The Creative Retail Awards 2025 and the superpower of the store

Last week, I joined many of retail and design’s biggest names for this year’s Creative Retail Awards in London.

I’m not going to list all of the winners (because the list is here) or even my specific favourites. What I can say is that deciding on a winner for each category was clearly a tough job (so I’m glad it was our Head of Trends Jack Stratten who was on the judging panel rather than me).

In a world where retail design seems to be going all in on premiumisation by way of minimalism and beige, it’s nice to be reminded about all of the creative retail spaces that exist as well.

It’s also not a case of form over function. These aren’t designs that are just wacky or interesting or different for the sake of it. They are the results of teams who know a brand and their customer really well.

More than that though, every nominee was a reminder of what the superpower of the store actually is.

Full immersion

From the beautiful Emerald Theatre setting to the range of cabaret-style entertainment, the Creative Retail Awards themselves are a microcosm of what’s great about physical retail.

Too many industry awards are bland – dare I say, boring – events which feel largely indistinguishable from each other.

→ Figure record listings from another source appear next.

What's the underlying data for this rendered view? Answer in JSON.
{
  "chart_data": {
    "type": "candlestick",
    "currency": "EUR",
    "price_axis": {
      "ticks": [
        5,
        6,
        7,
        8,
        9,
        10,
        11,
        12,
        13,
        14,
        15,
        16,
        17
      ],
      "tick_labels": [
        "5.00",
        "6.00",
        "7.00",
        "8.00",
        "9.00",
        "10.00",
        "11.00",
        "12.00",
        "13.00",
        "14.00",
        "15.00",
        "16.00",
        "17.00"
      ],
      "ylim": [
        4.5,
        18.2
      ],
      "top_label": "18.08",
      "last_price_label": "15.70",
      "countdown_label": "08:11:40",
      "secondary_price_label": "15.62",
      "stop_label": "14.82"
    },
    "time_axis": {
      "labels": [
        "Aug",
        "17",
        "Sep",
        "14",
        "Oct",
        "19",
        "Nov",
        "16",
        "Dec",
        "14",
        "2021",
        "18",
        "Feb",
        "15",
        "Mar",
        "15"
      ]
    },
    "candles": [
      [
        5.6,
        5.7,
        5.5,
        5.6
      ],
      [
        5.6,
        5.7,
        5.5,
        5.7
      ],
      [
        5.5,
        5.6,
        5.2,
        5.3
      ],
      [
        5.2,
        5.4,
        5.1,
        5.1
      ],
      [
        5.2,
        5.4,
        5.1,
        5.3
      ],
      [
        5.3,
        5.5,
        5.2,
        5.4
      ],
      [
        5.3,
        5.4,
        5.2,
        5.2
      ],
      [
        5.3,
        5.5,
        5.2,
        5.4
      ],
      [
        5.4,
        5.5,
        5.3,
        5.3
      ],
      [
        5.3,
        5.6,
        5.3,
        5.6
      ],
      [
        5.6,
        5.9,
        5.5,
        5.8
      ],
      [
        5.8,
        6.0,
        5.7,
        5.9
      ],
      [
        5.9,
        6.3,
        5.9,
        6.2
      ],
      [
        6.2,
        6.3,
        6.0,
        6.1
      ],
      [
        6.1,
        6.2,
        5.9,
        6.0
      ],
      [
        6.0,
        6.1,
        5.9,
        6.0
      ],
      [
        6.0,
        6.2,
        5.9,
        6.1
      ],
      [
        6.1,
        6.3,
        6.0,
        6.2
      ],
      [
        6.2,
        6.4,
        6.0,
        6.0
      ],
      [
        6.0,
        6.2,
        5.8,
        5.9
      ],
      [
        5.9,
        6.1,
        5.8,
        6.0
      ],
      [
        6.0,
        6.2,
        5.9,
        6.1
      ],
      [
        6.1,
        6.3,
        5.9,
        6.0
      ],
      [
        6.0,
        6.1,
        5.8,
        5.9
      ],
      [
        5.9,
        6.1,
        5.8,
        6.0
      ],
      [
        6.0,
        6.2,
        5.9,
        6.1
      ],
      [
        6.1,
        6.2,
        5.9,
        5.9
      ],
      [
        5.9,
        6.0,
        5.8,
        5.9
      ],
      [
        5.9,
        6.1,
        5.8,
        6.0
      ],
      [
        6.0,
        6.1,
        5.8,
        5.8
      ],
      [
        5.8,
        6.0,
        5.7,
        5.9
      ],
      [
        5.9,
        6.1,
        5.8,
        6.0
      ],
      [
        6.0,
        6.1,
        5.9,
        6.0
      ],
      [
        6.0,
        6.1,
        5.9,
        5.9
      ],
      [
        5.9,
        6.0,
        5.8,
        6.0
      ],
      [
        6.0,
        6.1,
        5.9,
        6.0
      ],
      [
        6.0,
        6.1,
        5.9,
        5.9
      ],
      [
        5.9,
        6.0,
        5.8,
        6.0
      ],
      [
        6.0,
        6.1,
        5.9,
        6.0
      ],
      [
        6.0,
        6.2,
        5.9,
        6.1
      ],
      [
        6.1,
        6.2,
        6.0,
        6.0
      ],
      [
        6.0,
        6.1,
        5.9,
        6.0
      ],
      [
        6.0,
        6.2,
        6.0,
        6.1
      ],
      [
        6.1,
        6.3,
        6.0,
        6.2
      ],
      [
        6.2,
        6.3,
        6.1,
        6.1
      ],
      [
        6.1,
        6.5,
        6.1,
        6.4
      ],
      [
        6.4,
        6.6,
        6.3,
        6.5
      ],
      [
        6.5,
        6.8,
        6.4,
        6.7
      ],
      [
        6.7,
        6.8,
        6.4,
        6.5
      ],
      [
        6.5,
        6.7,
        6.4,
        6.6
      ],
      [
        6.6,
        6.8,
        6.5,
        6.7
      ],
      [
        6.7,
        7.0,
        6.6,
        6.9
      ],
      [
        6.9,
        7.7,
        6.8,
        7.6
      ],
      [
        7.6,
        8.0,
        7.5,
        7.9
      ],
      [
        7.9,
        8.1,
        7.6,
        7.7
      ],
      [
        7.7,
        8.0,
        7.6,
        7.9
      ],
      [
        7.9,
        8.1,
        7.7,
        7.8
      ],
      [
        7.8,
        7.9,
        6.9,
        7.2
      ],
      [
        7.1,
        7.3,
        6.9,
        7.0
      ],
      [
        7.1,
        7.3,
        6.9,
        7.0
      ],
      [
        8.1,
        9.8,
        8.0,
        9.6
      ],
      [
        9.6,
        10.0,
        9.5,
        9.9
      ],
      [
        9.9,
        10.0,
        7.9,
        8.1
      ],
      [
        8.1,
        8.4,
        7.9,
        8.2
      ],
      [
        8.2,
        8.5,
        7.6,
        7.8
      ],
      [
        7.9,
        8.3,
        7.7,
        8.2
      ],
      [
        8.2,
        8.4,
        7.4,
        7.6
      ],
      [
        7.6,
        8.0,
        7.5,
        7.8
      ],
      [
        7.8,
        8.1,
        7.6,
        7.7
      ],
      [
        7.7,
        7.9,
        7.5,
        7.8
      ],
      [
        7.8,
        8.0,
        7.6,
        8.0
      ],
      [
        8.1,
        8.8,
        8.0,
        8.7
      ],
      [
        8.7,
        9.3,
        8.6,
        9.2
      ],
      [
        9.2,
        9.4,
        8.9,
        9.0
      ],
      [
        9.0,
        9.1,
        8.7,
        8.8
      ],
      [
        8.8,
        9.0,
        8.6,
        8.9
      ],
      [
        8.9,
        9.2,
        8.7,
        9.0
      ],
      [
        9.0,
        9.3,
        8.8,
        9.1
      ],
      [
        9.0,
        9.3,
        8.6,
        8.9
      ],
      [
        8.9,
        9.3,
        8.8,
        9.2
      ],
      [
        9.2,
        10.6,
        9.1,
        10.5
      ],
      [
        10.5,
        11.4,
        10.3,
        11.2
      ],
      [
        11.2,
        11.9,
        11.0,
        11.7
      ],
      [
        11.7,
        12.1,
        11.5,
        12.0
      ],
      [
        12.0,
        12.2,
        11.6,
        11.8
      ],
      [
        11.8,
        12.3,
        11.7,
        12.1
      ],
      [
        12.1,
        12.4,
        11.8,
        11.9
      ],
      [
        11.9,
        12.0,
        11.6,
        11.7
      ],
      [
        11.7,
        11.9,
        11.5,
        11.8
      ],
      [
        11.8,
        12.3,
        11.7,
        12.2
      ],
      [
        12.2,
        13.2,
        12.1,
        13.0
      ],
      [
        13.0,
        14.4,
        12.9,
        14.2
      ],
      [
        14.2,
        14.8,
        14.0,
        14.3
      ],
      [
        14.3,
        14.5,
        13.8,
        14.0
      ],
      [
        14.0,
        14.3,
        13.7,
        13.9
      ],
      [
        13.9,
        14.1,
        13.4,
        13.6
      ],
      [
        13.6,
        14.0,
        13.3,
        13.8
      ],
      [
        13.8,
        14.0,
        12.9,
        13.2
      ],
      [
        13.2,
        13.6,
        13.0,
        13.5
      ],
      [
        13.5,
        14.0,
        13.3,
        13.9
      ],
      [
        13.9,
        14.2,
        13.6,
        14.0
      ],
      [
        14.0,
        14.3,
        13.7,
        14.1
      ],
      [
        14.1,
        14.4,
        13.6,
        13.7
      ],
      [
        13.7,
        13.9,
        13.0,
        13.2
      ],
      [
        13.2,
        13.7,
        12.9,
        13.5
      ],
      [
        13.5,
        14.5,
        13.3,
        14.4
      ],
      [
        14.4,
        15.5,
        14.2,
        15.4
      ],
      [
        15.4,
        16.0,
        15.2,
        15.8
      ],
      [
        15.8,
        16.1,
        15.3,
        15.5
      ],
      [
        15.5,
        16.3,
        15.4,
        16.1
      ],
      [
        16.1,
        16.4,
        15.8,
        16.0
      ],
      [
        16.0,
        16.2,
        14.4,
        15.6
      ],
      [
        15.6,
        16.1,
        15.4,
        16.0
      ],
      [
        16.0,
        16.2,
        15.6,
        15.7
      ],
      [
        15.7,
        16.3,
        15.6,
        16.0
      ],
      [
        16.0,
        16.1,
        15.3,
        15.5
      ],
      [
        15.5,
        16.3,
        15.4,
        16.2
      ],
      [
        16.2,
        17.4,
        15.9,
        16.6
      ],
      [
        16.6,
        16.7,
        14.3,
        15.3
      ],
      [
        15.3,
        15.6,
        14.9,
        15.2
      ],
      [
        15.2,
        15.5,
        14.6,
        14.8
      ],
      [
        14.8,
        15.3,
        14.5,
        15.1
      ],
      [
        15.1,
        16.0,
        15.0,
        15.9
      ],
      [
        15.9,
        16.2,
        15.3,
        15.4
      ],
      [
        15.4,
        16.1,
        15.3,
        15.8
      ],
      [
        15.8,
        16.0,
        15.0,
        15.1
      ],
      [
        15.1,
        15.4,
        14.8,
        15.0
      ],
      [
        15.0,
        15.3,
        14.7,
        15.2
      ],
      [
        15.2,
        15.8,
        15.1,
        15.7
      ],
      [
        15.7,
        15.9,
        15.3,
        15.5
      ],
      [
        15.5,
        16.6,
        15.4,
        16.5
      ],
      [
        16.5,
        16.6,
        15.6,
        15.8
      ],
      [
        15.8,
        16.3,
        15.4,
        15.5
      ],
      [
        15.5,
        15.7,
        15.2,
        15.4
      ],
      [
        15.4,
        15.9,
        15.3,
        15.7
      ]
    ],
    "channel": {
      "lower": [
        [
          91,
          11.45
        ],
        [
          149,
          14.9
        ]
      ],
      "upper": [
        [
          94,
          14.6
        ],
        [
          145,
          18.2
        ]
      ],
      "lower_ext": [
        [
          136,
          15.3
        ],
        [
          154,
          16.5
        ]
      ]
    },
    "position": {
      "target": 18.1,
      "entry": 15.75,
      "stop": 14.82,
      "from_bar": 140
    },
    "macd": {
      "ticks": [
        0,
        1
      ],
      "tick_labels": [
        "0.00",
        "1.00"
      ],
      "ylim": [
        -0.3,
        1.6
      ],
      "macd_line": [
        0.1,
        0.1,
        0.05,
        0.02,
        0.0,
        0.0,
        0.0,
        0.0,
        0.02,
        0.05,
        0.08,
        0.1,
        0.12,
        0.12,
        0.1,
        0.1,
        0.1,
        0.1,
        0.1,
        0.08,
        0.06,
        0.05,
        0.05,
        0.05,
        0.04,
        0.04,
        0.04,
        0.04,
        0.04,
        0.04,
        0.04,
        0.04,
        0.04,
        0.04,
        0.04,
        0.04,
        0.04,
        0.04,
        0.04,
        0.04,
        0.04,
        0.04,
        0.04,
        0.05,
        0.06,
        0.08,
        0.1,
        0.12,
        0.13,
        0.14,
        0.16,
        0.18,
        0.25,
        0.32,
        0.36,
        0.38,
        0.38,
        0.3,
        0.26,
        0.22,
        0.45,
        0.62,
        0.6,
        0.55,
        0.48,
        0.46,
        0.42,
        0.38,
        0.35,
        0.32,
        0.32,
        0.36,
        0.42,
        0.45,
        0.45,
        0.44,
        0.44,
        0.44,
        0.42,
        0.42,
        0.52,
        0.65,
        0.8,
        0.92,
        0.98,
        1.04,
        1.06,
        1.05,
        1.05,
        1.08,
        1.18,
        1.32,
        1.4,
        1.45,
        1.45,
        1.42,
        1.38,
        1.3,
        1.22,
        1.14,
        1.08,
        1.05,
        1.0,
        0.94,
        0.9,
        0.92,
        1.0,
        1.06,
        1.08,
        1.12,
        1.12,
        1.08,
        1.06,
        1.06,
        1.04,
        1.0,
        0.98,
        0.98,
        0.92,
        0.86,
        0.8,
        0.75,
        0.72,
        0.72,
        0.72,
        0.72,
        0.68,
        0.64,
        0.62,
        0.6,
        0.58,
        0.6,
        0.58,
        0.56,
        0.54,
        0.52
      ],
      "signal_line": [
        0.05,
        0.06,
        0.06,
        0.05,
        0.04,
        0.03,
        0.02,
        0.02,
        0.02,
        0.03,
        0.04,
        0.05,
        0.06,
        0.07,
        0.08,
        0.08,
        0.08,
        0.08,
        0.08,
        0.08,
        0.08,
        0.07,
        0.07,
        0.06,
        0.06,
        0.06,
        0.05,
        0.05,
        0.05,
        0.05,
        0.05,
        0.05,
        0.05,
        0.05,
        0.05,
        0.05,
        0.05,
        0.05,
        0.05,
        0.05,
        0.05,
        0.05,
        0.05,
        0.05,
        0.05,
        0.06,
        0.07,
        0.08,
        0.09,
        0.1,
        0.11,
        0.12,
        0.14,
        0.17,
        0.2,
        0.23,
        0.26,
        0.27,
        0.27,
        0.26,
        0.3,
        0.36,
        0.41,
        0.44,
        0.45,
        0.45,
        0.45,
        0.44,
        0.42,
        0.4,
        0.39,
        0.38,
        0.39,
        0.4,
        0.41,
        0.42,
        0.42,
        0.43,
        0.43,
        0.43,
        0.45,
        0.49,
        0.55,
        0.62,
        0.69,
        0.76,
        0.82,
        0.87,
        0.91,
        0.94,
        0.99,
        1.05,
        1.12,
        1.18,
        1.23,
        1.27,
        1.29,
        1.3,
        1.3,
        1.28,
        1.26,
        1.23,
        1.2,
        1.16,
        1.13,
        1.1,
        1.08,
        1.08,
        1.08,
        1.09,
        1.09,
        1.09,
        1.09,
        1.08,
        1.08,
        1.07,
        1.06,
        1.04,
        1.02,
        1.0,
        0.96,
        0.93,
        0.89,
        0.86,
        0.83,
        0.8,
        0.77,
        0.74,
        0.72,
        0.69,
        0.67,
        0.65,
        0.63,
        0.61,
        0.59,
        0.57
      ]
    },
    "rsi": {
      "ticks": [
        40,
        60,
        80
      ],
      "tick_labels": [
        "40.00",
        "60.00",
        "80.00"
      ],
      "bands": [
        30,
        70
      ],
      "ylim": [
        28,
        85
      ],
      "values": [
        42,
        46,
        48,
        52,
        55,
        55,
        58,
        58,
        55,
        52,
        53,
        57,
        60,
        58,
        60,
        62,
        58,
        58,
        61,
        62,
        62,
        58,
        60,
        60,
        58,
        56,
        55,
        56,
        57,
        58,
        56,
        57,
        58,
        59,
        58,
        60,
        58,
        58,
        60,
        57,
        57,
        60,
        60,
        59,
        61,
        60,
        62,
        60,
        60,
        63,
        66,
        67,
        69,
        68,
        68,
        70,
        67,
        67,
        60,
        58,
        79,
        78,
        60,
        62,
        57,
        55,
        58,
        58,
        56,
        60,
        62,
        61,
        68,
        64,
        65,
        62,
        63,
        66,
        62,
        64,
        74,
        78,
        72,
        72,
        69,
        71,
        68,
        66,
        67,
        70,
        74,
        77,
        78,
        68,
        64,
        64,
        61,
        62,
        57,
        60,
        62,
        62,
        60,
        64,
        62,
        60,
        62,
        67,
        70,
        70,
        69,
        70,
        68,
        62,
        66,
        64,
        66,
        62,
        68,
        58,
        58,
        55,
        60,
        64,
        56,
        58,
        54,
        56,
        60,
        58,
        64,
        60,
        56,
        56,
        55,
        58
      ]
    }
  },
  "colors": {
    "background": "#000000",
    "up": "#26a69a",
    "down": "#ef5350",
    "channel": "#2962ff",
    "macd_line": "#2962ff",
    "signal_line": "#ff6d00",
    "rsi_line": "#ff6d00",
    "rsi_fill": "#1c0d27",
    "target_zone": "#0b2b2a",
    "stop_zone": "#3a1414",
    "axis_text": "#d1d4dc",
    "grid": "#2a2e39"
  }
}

But, as I watched a man balance a stack of chairs on champagne bottles and sit on top, I felt fully immersed in this world for the night.

And judging by the number of people who stayed after the awards to fill up the dancefloor, this was an environment that people weren’t in a rush to leave.

The best physical retail stores are exactly the same – they immerse you in a world and create an environment that you want to be in.

That superpower is something that digital retail can’t touch.

Physical retail shouldn’t try to emulate e-commerce

Websites – by and large – are all the same in terms of look and feel. Strip out the branding and individual products and you’d struggle to tell one from another.

This is the result of endless optimisation over years – constant tweaking to improve user experience and smooth out any rough edges where a customer might potentially trip and drop off.

Everyone is looking at the same data metrics and adapting to push a tiny percentage improvement. And this approach makes sense given that at any moment customers can just bounce to a competitor.

The problem is that physical retail seems to be going down the same path – optimising based on data and adopting a minimalist approach that often ends up flattening everything. But there’s no need for stores to follow such rigid design parameters, because a store isn’t a website.

The store is a place of entertainment and inspiration, not just a sales journey. It’s ok for it to have a bit of personality, if only to remind consumers that your company has such a thing when they’re sitting and scrolling through page after page of near-identical online results.

You don’t immerse someone in your world or tell them your story or make them feel something by making the in-store experience an ever-faster process of getting the customer to the checkout. Because at that point, they might as well just buy online.

The store has to offer more because it has the power to offer more. It has the power to excite and interest and be different.

Win or lose, all the nominees at this year’s Creative Retail Awards embody that. Long may it continue.